レイと入れ違うかのように、なにか大切なことを忘れてしまったような気がする。






「…あっ、目が覚めたんだね。」


目を開いて最初に見えたのは天井ではなく、俺の顔を覗き込むように見ているレイだった。



「すまん、そのまま寝てしまった。」


「ううん。きっと疲れてるんだと思うから、寧ろシンがゆっくり休んでくれててひと安心した。」



国王である以上、大きな休みは取れない。

でもたまにはこうして休むのも必要なのかもしれない。



「…なあ、レイ。」


「なに?」



「俺さ。レイと出会ってから、色のない世界が鮮やかに彩られていくような、そういう感覚がしてて。

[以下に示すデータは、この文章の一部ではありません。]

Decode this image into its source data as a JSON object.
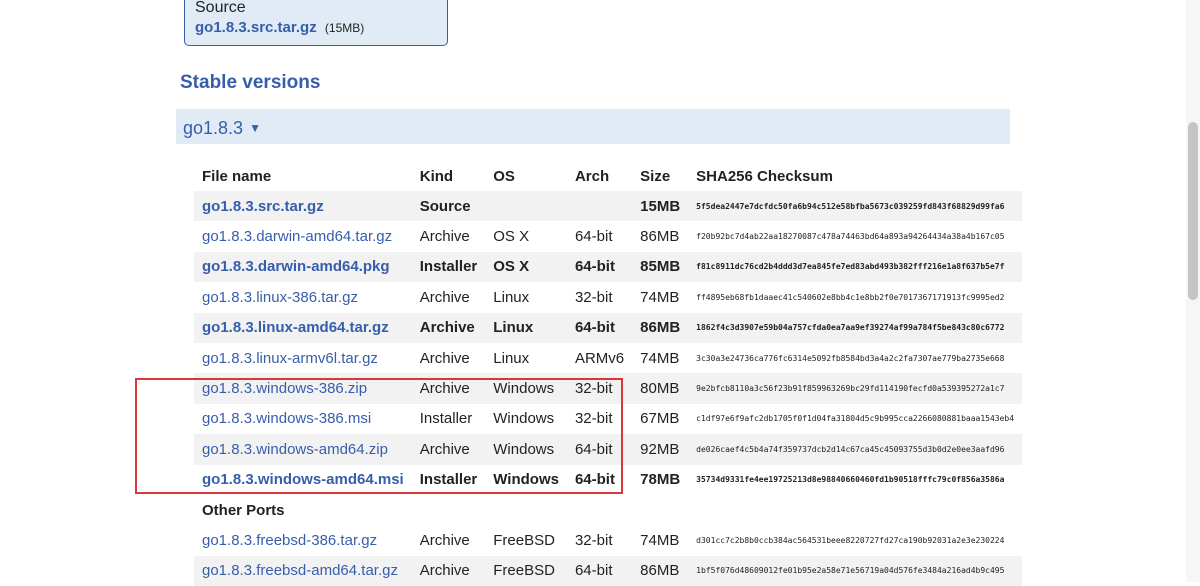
{
  "source_box": {
    "title": "Source",
    "file": "go1.8.3.src.tar.gz",
    "size": "(15MB)"
  },
  "section_title": "Stable versions",
  "version": {
    "label": "go1.8.3",
    "caret": "▼"
  },
  "table": {
    "headers": [
      "File name",
      "Kind",
      "OS",
      "Arch",
      "Size",
      "SHA256 Checksum"
    ],
    "rows": [
      {
        "file": "go1.8.3.src.tar.gz",
        "kind": "Source",
        "os": "",
        "arch": "",
        "size": "15MB",
        "sum": "5f5dea2447e7dcfdc50fa6b94c512e58bfba5673c039259fd843f68829d99fa6",
        "bold": true
      },
      {
        "file": "go1.8.3.darwin-amd64.tar.gz",
        "kind": "Archive",
        "os": "OS X",
        "arch": "64-bit",
        "size": "86MB",
        "sum": "f20b92bc7d4ab22aa18270087c478a74463bd64a893a94264434a38a4b167c05",
        "bold": false
      },
      {
        "file": "go1.8.3.darwin-amd64.pkg",
        "kind": "Installer",
        "os": "OS X",
        "arch": "64-bit",
        "size": "85MB",
        "sum": "f81c8911dc76cd2b4ddd3d7ea845fe7ed83abd493b382fff216e1a8f637b5e7f",
        "bold": true
      },
      {
        "file": "go1.8.3.linux-386.tar.gz",
        "kind": "Archive",
        "os": "Linux",
        "arch": "32-bit",
        "size": "74MB",
        "sum": "ff4895eb68fb1daaec41c540602e8bb4c1e8bb2f0e7017367171913fc9995ed2",
        "bold": false
      },
      {
        "file": "go1.8.3.linux-amd64.tar.gz",
        "kind": "Archive",
        "os": "Linux",
        "arch": "64-bit",
        "size": "86MB",
        "sum": "1862f4c3d3907e59b04a757cfda0ea7aa9ef39274af99a784f5be843c80c6772",
        "bold": true
      },
      {
        "file": "go1.8.3.linux-armv6l.tar.gz",
        "kind": "Archive",
        "os": "Linux",
        "arch": "ARMv6",
        "size": "74MB",
        "sum": "3c30a3e24736ca776fc6314e5092fb8584bd3a4a2c2fa7307ae779ba2735e668",
        "bold": false
      },
      {
        "file": "go1.8.3.windows-386.zip",
        "kind": "Archive",
        "os": "Windows",
        "arch": "32-bit",
        "size": "80MB",
        "sum": "9e2bfcb8110a3c56f23b91f859963269bc29fd114190fecfd0a539395272a1c7",
        "bold": false
      },
      {
        "file": "go1.8.3.windows-386.msi",
        "kind": "Installer",
        "os": "Windows",
        "arch": "32-bit",
        "size": "67MB",
        "sum": "c1df97e6f9afc2db1705f0f1d04fa31804d5c9b995cca2266080881baaa1543eb4",
        "bold": false
      },
      {
        "file": "go1.8.3.windows-amd64.zip",
        "kind": "Archive",
        "os": "Windows",
        "arch": "64-bit",
        "size": "92MB",
        "sum": "de026caef4c5b4a74f359737dcb2d14c67ca45c45093755d3b0d2e0ee3aafd96",
        "bold": false
      },
      {
        "file": "go1.8.3.windows-amd64.msi",
        "kind": "Installer",
        "os": "Windows",
        "arch": "64-bit",
        "size": "78MB",
        "sum": "35734d9331fe4ee19725213d8e98840660460fd1b90518fffc79c0f856a3586a",
        "bold": true
      }
    ],
    "other_ports_label": "Other Ports",
    "other_rows": [
      {
        "file": "go1.8.3.freebsd-386.tar.gz",
        "kind": "Archive",
        "os": "FreeBSD",
        "arch": "32-bit",
        "size": "74MB",
        "sum": "d301cc7c2b8b0ccb384ac564531beee8220727fd27ca190b92031a2e3e230224"
      },
      {
        "file": "go1.8.3.freebsd-amd64.tar.gz",
        "kind": "Archive",
        "os": "FreeBSD",
        "arch": "64-bit",
        "size": "86MB",
        "sum": "1bf5f076d48609012fe01b95e2a58e71e56719a04d576fe3484a216ad4b9c495"
      }
    ]
  },
  "colors": {
    "link": "#375eab",
    "header_bg": "#e0ebf5",
    "highlight_box": "#d9373a"
  }
}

例えが下手くそで申し訳ないが…その、すごく感謝してる。」



「…え?嬉しいけど、どうしたの急に…」


「信じられないなら、別に信じなくてもいい。

ただ本当になんとなく、これが運命なのかもしれないと思った。」



無意識に目から涙がこぼれ落ちてくる。


手を伸ばして、レイの頬にそっと手を添えてみる。


普通なら嫌がるはずなのに、レイは全く嫌がる素振りを見せない。



「...ごめん。落ち着くまで、しばらくこうしててもいいか?」


「...うん。シンの手だから、嫌じゃないよ。」






なにか大切なことを忘れた気がして、苦しい。


でもレイに触れると、ほんの少しだけ


その苦しみから、開放されたような気がするんだ。